For all that, Demme has created a supremely sensuous and hypnotic thriller, one that’s likely to become his first major hit. He brings Harris’ sensationalistic material an emotional charge virtually unheard of in this genre. Jodie Foster has sometimes projected too much intellectual avidity for the characters she’s playing (that was true of both The Accused and her overrated teen-hooker turn in Taxi Driver). Here, though, her bright-eyed alertness is just what’s called for, and it takes on an almost lyrical quality. Sporting a Southern accent, she gives Clarice a brisk, no-nonsense attitude and, beneath that, a beguiling blend of curiosity and fear. Clarice never seems more accomplished than a freshman overachiever, yet we’re also convinced that she’s daring enough to lock eyes with a lethal game-player like Lecter.

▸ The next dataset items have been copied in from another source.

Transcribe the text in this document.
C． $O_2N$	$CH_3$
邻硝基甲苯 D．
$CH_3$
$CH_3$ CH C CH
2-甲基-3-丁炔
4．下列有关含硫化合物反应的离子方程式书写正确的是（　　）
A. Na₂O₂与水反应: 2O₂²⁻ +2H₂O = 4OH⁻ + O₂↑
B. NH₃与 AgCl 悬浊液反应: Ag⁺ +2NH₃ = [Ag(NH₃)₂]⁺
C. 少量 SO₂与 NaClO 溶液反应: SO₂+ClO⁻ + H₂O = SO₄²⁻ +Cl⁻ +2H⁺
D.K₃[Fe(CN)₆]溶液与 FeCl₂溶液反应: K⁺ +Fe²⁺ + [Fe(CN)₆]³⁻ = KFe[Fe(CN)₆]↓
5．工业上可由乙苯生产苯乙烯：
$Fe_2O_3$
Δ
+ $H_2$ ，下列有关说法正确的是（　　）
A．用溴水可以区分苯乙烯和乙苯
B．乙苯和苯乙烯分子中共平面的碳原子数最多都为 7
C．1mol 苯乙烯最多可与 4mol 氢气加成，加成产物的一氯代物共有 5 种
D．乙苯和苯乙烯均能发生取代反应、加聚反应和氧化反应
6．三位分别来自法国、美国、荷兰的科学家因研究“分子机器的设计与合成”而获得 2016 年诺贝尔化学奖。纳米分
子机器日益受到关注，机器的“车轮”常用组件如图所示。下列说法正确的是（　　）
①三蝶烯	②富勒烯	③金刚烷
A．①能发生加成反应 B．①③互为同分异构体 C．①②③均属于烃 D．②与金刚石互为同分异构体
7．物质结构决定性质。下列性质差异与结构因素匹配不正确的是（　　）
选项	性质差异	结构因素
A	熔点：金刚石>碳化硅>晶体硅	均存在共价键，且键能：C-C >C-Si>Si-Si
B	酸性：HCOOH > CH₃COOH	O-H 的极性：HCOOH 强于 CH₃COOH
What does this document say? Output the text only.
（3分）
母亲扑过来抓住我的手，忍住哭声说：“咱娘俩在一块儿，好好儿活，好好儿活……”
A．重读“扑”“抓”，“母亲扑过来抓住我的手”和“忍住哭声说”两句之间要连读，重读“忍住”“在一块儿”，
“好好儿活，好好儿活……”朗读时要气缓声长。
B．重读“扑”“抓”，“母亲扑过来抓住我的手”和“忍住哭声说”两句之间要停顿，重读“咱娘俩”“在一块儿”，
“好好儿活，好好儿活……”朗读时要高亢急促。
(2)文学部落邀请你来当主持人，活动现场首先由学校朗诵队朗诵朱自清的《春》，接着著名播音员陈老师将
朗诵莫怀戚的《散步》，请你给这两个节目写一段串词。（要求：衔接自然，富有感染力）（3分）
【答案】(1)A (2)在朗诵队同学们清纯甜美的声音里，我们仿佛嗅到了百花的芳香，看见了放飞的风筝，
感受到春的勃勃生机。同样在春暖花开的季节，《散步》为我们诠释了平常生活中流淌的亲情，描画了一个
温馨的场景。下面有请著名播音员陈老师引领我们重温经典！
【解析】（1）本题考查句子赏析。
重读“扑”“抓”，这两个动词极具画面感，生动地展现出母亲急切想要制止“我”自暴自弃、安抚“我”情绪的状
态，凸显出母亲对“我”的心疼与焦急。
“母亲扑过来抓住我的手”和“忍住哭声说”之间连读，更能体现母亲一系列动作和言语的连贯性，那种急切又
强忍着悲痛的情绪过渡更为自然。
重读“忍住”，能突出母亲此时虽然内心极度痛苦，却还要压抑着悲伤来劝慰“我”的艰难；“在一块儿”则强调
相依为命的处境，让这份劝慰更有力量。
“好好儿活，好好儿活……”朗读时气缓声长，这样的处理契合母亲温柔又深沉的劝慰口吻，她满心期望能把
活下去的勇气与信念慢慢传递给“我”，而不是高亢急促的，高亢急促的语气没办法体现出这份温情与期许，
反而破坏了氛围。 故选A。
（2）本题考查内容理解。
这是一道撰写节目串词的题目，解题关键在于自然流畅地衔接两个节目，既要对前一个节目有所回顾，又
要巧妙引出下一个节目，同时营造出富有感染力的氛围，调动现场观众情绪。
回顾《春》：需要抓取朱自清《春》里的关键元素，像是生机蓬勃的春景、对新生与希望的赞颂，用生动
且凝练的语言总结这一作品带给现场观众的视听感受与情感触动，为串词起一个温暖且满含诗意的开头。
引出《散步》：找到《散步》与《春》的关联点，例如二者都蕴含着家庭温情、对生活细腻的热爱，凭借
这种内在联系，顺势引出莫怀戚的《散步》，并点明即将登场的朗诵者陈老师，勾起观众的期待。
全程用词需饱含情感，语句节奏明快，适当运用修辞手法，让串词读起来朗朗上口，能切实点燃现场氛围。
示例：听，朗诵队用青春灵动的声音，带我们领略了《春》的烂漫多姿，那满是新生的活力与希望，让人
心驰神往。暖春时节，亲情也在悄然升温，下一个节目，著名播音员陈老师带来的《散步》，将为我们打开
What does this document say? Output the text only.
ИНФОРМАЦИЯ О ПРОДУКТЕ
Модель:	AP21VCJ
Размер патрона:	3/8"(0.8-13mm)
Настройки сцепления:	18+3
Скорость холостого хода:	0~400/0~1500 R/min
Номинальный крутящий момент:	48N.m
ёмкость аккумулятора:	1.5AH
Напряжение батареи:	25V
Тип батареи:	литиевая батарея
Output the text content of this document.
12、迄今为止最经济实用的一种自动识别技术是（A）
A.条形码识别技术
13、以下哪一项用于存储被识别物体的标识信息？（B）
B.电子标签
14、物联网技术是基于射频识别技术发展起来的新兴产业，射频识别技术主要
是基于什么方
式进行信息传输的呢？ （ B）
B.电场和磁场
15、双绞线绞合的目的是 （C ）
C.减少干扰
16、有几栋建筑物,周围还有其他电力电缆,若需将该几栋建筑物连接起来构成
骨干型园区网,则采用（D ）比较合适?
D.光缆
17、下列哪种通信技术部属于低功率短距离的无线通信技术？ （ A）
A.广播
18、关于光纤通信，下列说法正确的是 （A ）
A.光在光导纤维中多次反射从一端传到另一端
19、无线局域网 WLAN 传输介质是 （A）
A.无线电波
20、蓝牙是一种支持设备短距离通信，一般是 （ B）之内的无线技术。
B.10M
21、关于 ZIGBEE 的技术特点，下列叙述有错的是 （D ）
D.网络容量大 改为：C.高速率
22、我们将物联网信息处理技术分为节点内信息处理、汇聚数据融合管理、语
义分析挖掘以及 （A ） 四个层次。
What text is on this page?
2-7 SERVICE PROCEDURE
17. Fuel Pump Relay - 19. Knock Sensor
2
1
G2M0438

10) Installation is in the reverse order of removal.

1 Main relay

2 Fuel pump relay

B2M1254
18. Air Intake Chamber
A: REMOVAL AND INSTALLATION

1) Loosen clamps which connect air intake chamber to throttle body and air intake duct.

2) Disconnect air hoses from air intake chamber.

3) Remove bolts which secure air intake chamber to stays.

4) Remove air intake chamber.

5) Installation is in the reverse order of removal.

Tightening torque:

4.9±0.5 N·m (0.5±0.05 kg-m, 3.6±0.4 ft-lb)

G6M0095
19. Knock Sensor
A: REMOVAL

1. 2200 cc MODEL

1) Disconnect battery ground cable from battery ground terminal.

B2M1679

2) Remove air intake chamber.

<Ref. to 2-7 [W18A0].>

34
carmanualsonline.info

The movie takes its eerie resonance from the bond between these two. The bond works because Lecter, as Hopkins plays him, remains weirdly, perversely likable — despite the fact that he’ll tear people’s faces off when given the opportunity. It works as well because Clarice’s openness with Lecter isn’t sentimentalized; it’s shown to be part of what makes her a good detective. When she tells him that, as a girl, she once came upon the unendurable sound of lambs being slaughtered, and that the event has haunted her ever since, she’s letting down all her defenses. In that moment, Lecter gets to partake of Clarice’s identity without killing her. At the same time, he’s doing her a favor, offering her a cathartic look in the mirror. What Clarice and Lecter share is a desire for something that few besides born detectives would ever seek: the full, horrifying knowledge of human darkness.